There are a ton of FTP related bugs in 7.0; you might try upgrading the ASA software

Reply to
Merv

I haven't checked out PIX 7 details. In PIX 6, it would not work that way.

The translate timeout applies only after *all* the appropriate connection timeouts have been reached and all of the active connections through the translation are closed. It is not a timeout aimed at controlling connection lengths: it is a timeout aimed at reducing the effort of continually rebuilding translations. For example if you are fetching a document full of HTML links, you don't want to end up having to rebuild the translation just because there happened to be a fraction of a second during which the client paused between fetches.

In turn, the connection timeout (for general TCP) applies only to idle connections: it is reset for any connection when there is I/O on the connection. In PIX 6, a TCP connection that times out due to the 'conn' timeout is not actively sent an RST: the RST waits until the next time there is I/O in that direction. (The need for a RST is not remembered: it is simply generated because the device detects non-SYN traffic that it does not have a connection for.)
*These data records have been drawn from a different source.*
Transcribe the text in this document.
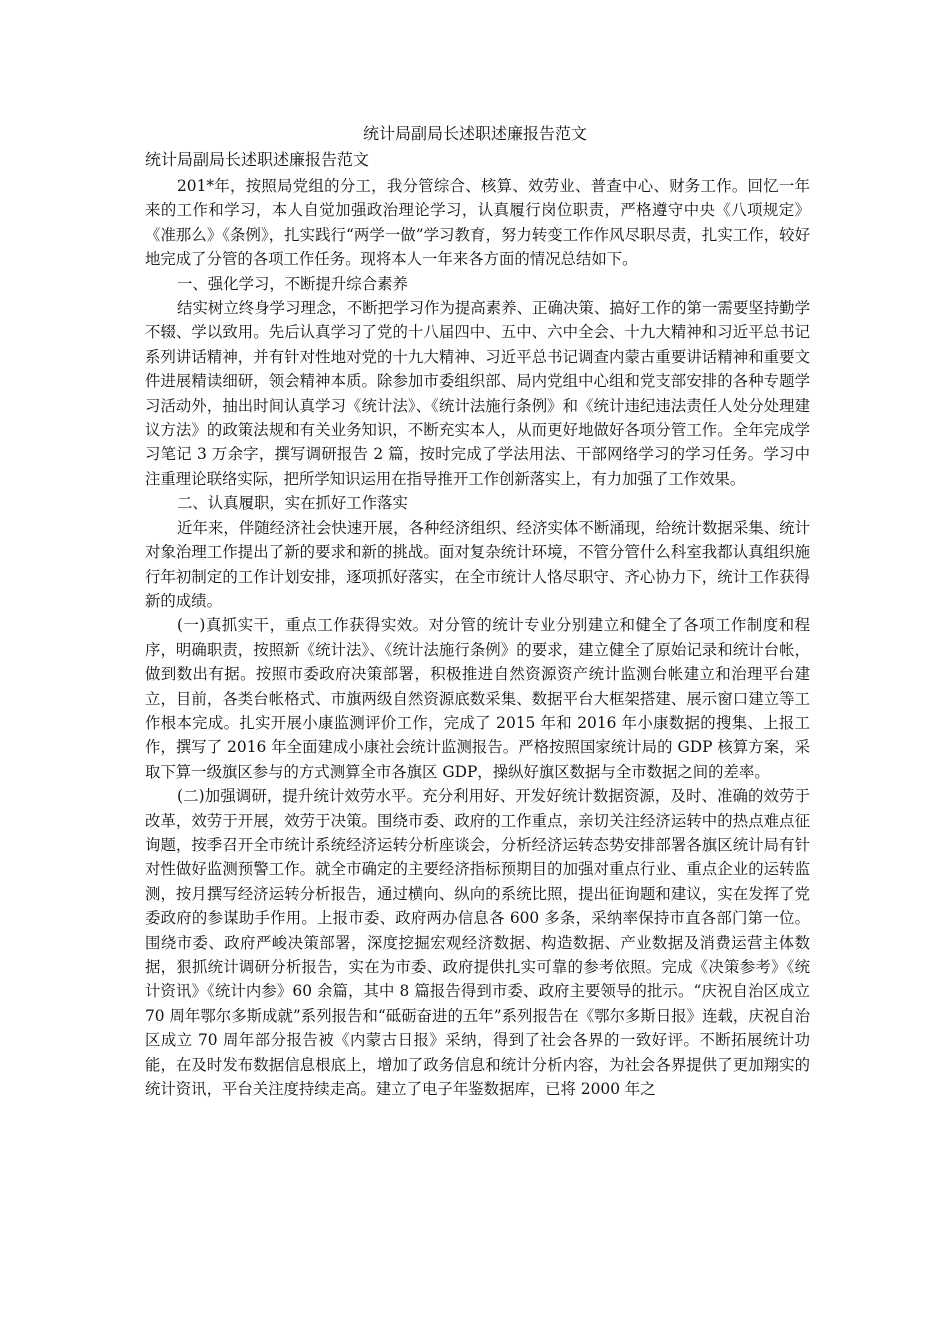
统计局副局长述职述廉报告范文
统计局副局长述职述廉报告范文

201*年，按照局党组的分工，我分管综合、核算、效劳业、普查中心、财务工作。回忆一年来的工作和学习，本人自觉加强政治理论学习，认真履行岗位职责，严格遵守中央《八项规定》《准那么》《条例》，扎实践行“两学一做”学习教育，努力转变工作作风尽职尽责，扎实工作，较好地完成了分管的各项工作任务。现将本人一年来各方面的情况总结如下。

一、强化学习，不断提升综合素养

结实树立终身学习理念，不断把学习作为提高素养、正确决策、搞好工作的第一需要坚持勤学不辍、学以致用。先后认真学习了党的十八届四中、五中、六中全会、十九大精神和习近平总书记系列讲话精神，并有针对性地对党的十九大精神、习近平总书记调查内蒙古重要讲话精神和重要文件进展精读细研，领会精神本质。除参加市委组织部、局内党组中心组和党支部安排的各种专题学习活动外，抽出时间认真学习《统计法》、《统计法施行条例》和《统计违纪违法责任人处分处理建议方法》的政策法规和有关业务知识，不断充实本人，从而更好地做好各项分管工作。全年完成学习笔记 3 万余字，撰写调研报告 2 篇，按时完成了学法用法、干部网络学习的学习任务。学习中注重理论联络实际，把所学知识运用在指导推开工作创新落实上，有力加强了工作效果。

二、认真履职，实在抓好工作落实

近年来，伴随经济社会快速开展，各种经济组织、经济实体不断涌现，给统计数据采集、统计对象治理工作提出了新的要求和新的挑战。面对复杂统计环境，不管分管什么科室我都认真组织施行年初制定的工作计划安排，逐项抓好落实，在全市统计人恪尽职守、齐心协力下，统计工作获得新的成绩。

(一)真抓实干，重点工作获得实效。对分管的统计专业分别建立和健全了各项工作制度和程序，明确职责，按照新《统计法》、《统计法施行条例》的要求，建立健全了原始记录和统计台帐，做到数出有据。按照市委政府决策部署，积极推进自然资源资产统计监测台帐建立和治理平台建立，目前，各类台帐格式、市旗两级自然资源底数采集、数据平台大框架搭建、展示窗口建立等工作根本完成。扎实开展小康监测评价工作，完成了 2015 年和 2016 年小康数据的搜集、上报工作，撰写了 2016 年全面建成小康社会统计监测报告。严格按照国家统计局的 GDP 核算方案，采取下算一级旗区参与的方式测算全市各旗区 GDP，操纵好旗区数据与全市数据之间的差率。

(二)加强调研，提升统计效劳水平。充分利用好、开发好统计数据资源，及时、准确的效劳于改革，效劳于开展，效劳于决策。围绕市委、政府的工作重点，亲切关注经济运转中的热点难点征询题，按季召开全市统计系统经济运转分析座谈会，分析经济运转态势安排部署各旗区统计局有针对性做好监测预警工作。就全市确定的主要经济指标预期目的加强对重点行业、重点企业的运转监测，按月撰写经济运转分析报告，通过横向、纵向的系统比照，提出征询题和建议，实在发挥了党委政府的参谋助手作用。上报市委、政府两办信息各 600 多条，采纳率保持市直各部门第一位。围绕市委、政府严峻决策部署，深度挖掘宏观经济数据、构造数据、产业数据及消费运营主体数据，狠抓统计调研分析报告，实在为市委、政府提供扎实可靠的参考依照。完成《决策参考》《统计资讯》《统计内参》60 余篇，其中 8 篇报告得到市委、政府主要领导的批示。“庆祝自治区成立 70 周年鄂尔多斯成就”系列报告和“砥砺奋进的五年”系列报告在《鄂尔多斯日报》连载，庆祝自治区成立 70 周年部分报告被《内蒙古日报》采纳，得到了社会各界的一致好评。不断拓展统计功能，在及时发布数据信息根底上，增加了政务信息和统计分析内容，为社会各界提供了更加翔实的统计资讯，平台关注度持续走高。建立了电子年鉴数据库，已将 2000 年之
The connection timeout for UDP also applies only to idle connections, and of course there is no RST to send for UDP. When additional UDP traffic is detected for which there is no corresponding internal state, it is treated as if it was completely new traffic, generating new flow state if it is permitted by the access rules. This -does- imply that if the UDP port would not normally be open but was opened by way of inspection of earlier traffic (e.g., SIP or RPC or RPC-NETBIOS) then the "came back to life" UDP traffic might be denied by the ACL.

Reply to
Walter Roberson

Thanks Merv, I was afraid that might be the case, I have just upgraded from 7.0(2) to 7.0(5) as there was a few FTP related bugs fixed in that version, as well as some security holes closed, but the client does not have any contract for the device, so they are unable to go any higher.

That's what they get if they don't want to spend the money.

-Hurgh-

Reply to
Hurgh

Hi Tosh,

I have checked this setting and it is set at the default 1 hour. So looks like this is not the issue (though I wish it were, cause then I could fix it).

Thanks for your time.

-Hurgh-

Reply to
Hurgh

I did it a try and you're right, I was a little confused about ios. Bye, Tosh.